5. Local development and CI¶
| Environment | Recommendation |
|---|---|
local |
.env + ConfigModule.forRoot() |
| CI | Secrets MAILEXAM_LOGIN, MAILEXAM_PASSWORD in GitLab CI/CD Variables |
Example for .gitlab-ci.yml:
variables:
MAILEXAM_LOGIN: $MAILEXAM_LOGIN
MAILEXAM_PASSWORD: $MAILEXAM_PASSWORD
MAILEXAM_PORT: "587"
MAIL_FROM: "noreply@example.test"
For unit tests mock MailerService or use transport: { jsonTransport: true } in the test module.

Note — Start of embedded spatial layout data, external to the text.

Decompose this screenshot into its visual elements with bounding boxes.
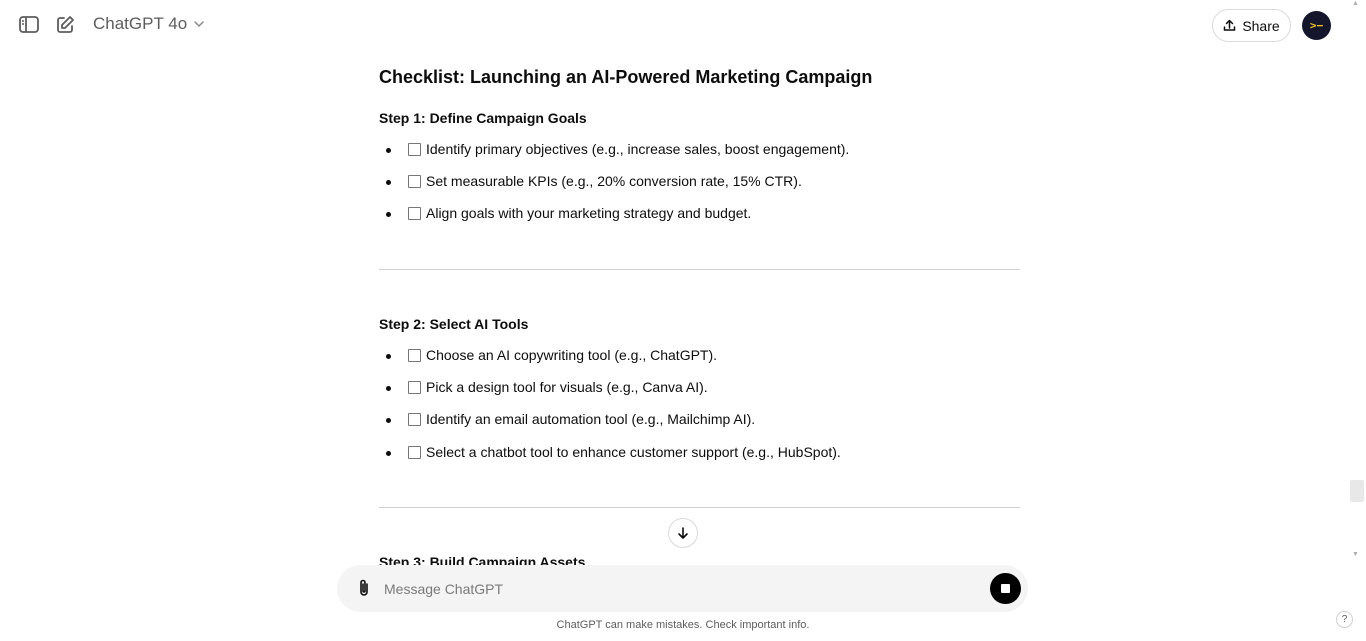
sidebar-toggle-button[interactable] — [16, 12, 42, 38]
checkbox[interactable] — [408, 143, 421, 156]
bullet — [386, 451, 391, 456]
scroll-down-arrow-icon[interactable]: ▼ — [1352, 551, 1359, 558]
message-composer — [337, 565, 1028, 612]
checkbox[interactable] — [408, 446, 421, 459]
paperclip-icon — [360, 579, 368, 596]
list-item: Select a chatbot tool to enhance custome… — [379, 443, 1020, 463]
stop-icon — [1001, 584, 1010, 593]
checkbox[interactable] — [408, 349, 421, 362]
model-selector[interactable]: ChatGPT 4o — [93, 14, 205, 34]
bullet — [386, 212, 391, 217]
checkbox[interactable] — [408, 175, 421, 188]
bullet — [386, 386, 391, 391]
step-heading: Step 1: Define Campaign Goals — [379, 110, 587, 126]
share-label: Share — [1242, 17, 1280, 34]
disclaimer-text: ChatGPT can make mistakes. Check importa… — [556, 619, 810, 631]
list-item-text: Identify an email automation tool (e.g.,… — [426, 411, 756, 427]
list-item-text: Align goals with your marketing strategy… — [426, 205, 752, 221]
list-item-text: Select a chatbot tool to enhance custome… — [426, 444, 841, 460]
stop-generating-button[interactable] — [990, 573, 1021, 604]
avatar[interactable]: >− — [1302, 11, 1331, 40]
list-item: Pick a design tool for visuals (e.g., Ca… — [379, 378, 1020, 398]
chevron-down-icon — [194, 21, 204, 28]
step-heading: Step 3: Build Campaign Assets — [379, 554, 586, 565]
compose-icon — [57, 16, 74, 33]
bullet — [386, 354, 391, 359]
list-item: Identify an email automation tool (e.g.,… — [379, 410, 1020, 430]
list-item-text: Identify primary objectives (e.g., incre… — [426, 141, 850, 157]
message-input[interactable] — [384, 575, 964, 602]
list-item: Choose an AI copywriting tool (e.g., Cha… — [379, 346, 1020, 366]
checklist-title: Checklist: Launching an AI-Powered Marke… — [379, 67, 873, 87]
list-item: Identify primary objectives (e.g., incre… — [379, 140, 1020, 160]
divider — [379, 507, 1020, 508]
bullet — [386, 180, 391, 185]
scrollbar-thumb[interactable] — [1350, 480, 1364, 502]
list-item-text: Set measurable KPIs (e.g., 20% conversio… — [426, 173, 802, 189]
upload-icon — [1224, 19, 1236, 31]
bullet — [386, 418, 391, 423]
bullet — [386, 148, 391, 153]
help-button[interactable]: ? — [1336, 611, 1353, 628]
arrow-down-icon — [678, 527, 688, 539]
step-heading: Step 2: Select AI Tools — [379, 316, 529, 332]
conversation-content: Checklist: Launching an AI-Powered Marke… — [379, 0, 1020, 565]
checkbox[interactable] — [408, 207, 421, 220]
scroll-to-bottom-button[interactable] — [668, 518, 698, 548]
list-item-text: Choose an AI copywriting tool (e.g., Cha… — [426, 347, 718, 363]
new-chat-button[interactable] — [52, 12, 78, 38]
divider — [379, 269, 1020, 270]
sidebar-icon — [19, 16, 39, 33]
list-item: Set measurable KPIs (e.g., 20% conversio… — [379, 172, 1020, 192]
avatar-text: >− — [1309, 19, 1324, 32]
checkbox[interactable] — [408, 381, 421, 394]
model-name: ChatGPT 4o — [93, 14, 188, 33]
list-item: Align goals with your marketing strategy… — [379, 204, 1020, 224]
share-button[interactable]: Share — [1212, 9, 1291, 42]
list-item-text: Pick a design tool for visuals (e.g., Ca… — [426, 379, 708, 395]
checkbox[interactable] — [408, 413, 421, 426]
attach-button[interactable] — [353, 577, 375, 599]
scroll-up-arrow-icon[interactable]: ▲ — [1352, 0, 1359, 7]
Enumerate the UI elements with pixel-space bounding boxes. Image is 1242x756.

After an integration test, verify delivery via the Mailexam API.
6. Common issues¶
Connection timeout / authentication failed
hostmust be{login}.mailexam.io,auth.user— the same login from the email.- Login and password are a pair from the email for one project.
Port 587 and TLS
- Use
secure: falsefor 587 (STARTTLS). For 465 —secure: true.
Variables undefined
- Add
ConfigModule.forRoot()or export.envin CI.
Message not in the dashboard
- View the inbox of the same Mailexam project.
- Check Nest logs on
sendMail(SMTP errors appear in the console).